The resurgence in film photography, especially with younger photographers has led to a sharp increase in the price of old film cameras. In 2008 I bought a mint Nikon L35AF for a measly £3 . With the ascendancy of DSLRs and Mirrorless systems, people couldn’t get rid of their film gear quickly enough.
10 years on and classic compacts, SLRs, rangefinders and medium format cameras go for premium prices, although only for certain cameras with a certain cachet. Cameras like the Canon AE1, Olympus MjuII, Pentax 67, Mamiya 7, anything Contax or Leica all seem to be a costly camera of choice for the affluent young blogger or YouTuber.
I however grew up on a Praktica MTL3 and whatever cheap M42 lenses I could get, and even though I progressed to the heights of Praktica B mount and aperture priority exposure, I still have a fondness for a more budget approach to film photography.
So while looking on the EBay for a 28mm lens to go with a battered but working Pentax K1000 rescued from impending landfill, I managed to obtain for the princely sum of a tenner:
- A mint Ricoh KR-5 with 50mm f2 Riconar lens
- A Sirius 28mm lens
- A Sirius 135mm lens
- An olive green Miranda bag
- A wee sync cable
- A blower brush (essential for negative scanning)
I don’t think I’ve ever felt as pleased with myself.
The KR5 it should be said is a basic beginners camera of the most utilitarian order. But my god it’s beautiful. A solid mix of metal body and plastic casing – the name and model is cut into the plastic, none of your sticker nonsense here – it has a solid, unfussy design.
It’s jet black – front, back and top with minimal controls.

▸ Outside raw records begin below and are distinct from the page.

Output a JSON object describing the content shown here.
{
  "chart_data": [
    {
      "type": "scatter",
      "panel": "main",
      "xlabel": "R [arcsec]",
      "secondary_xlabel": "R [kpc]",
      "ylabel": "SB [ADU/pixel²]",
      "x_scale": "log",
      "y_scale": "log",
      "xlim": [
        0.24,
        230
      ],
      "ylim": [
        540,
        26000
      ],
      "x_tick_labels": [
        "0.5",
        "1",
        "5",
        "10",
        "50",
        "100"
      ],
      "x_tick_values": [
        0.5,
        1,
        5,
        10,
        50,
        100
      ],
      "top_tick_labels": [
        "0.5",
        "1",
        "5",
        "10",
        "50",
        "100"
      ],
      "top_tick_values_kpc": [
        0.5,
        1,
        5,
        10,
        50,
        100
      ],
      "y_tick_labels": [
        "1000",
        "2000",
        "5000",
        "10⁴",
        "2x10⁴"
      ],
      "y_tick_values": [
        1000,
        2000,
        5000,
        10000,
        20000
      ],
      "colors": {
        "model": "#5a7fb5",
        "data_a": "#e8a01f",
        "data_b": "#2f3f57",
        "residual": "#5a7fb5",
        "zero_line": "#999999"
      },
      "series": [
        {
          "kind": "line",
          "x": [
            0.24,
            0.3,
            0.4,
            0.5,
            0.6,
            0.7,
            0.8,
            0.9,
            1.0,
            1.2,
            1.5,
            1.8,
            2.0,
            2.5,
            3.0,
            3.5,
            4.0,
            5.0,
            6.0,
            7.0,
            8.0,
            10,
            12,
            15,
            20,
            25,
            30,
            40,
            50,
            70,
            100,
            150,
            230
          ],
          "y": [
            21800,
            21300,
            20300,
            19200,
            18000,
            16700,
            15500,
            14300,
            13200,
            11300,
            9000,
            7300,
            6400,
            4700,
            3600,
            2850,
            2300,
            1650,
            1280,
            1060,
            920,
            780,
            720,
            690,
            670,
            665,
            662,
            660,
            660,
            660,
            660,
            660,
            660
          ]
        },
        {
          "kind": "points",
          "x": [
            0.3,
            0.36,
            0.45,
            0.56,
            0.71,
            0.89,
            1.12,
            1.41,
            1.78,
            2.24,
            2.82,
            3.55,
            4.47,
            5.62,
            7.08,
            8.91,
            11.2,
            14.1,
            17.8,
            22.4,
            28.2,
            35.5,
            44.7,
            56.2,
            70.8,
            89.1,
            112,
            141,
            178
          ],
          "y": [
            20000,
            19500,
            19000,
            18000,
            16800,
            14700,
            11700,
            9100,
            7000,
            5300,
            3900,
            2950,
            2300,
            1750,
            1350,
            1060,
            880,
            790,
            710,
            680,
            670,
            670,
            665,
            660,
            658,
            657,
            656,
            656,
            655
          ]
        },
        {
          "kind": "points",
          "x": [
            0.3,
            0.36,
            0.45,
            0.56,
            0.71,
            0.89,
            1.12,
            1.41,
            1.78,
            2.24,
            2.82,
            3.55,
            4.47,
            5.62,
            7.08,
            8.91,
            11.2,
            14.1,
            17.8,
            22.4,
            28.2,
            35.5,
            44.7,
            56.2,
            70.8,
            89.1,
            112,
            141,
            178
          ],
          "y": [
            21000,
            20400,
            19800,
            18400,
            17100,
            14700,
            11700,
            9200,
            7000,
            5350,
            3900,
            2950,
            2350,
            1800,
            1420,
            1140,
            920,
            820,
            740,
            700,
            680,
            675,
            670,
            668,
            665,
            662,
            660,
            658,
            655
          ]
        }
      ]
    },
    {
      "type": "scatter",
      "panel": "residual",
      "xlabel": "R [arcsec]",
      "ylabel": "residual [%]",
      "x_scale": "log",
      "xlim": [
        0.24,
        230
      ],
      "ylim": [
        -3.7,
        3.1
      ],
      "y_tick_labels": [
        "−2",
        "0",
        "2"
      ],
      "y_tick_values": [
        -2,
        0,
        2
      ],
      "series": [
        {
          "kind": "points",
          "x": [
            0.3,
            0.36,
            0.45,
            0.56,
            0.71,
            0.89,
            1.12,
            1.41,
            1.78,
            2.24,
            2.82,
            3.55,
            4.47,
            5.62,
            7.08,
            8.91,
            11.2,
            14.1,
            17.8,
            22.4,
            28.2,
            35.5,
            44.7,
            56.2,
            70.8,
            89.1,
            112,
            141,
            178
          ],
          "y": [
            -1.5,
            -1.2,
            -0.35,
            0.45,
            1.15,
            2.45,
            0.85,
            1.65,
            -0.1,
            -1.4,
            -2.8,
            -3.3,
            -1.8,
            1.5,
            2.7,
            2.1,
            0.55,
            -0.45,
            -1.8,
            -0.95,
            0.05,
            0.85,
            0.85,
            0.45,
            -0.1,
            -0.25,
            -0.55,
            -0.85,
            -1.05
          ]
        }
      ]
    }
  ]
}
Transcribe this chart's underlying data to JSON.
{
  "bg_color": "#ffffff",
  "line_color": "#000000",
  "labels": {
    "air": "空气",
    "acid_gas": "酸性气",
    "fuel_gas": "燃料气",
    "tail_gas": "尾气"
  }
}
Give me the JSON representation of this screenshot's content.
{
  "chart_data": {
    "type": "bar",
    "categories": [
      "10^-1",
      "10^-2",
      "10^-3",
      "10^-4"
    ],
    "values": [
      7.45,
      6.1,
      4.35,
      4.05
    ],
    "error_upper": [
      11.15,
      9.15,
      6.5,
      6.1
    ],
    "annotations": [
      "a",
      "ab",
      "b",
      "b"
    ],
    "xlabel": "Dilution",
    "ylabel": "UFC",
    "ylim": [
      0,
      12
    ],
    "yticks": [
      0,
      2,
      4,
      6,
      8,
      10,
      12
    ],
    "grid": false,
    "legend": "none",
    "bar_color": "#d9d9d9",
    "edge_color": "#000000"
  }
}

You get a shutter dial, film speed dial, lever advance and shutter release button (threaded for cable release). A self-timer on the front and that’s your lot. Even the shutter speed dial keeps it basic. No wide range of speeds either..
A modest fastest speed of 1/500th is complemented by a slowest of 1/8th with B the only setting below this. So any milky water shots, you’re on B and counting. In reality of course if you’re street shooting or doing a photo-walk, this is going to cover most situations unless you’re using Ilford Delta 3200 on a bright summer day. Equally in the studio under flash – sync of 1/60th, lens at f8 and set the lights accordingly.
Exposure is measured through a simple CdS exposure meter powered by two G13/SR44 batteries. A useful feature is that the meter only works when the lever is half-cocked to show the red dot as seen above. Unlike the Pentax K1000 whose meter is always on and needs a lens cap on to stop battery drain, the exposure is only read when the lever is in this position.
Simplicity is extended through to the viewfinder screen.
It’s big, bright and has a needle that moves up and down. No LED’s or even +/- indicators. When it’s in the middle you’re good to go. Even the focussing circle in the centre is unfussy and is clear to see when you’re in focus.
And that’s the KR-5. Next step is to load film and shoot.
And that’s the Ricoh KR-5 in all its wonderful simplicity. You may ask what’s the difference between it and any of the numerous other manual SLR’s of the 1970’s and 80’s and there’s undoubtedly more sophisticated, desirable cameras out there, cameras with greater versatility and even ones with more than 7 shutter speeds.
It’s strength is in the simplicity of use and its limited options and functionality which puts the onus on the photographer. It combines Eastern Bloc utilitarianism with a bit of Japanese reliability and sleeker design. It’s not too heavy, the shutter’s not too loud and the solid black look and stripped back functionality make it the Johnny Cash of cameras.
And you can pick them up for next to nothing.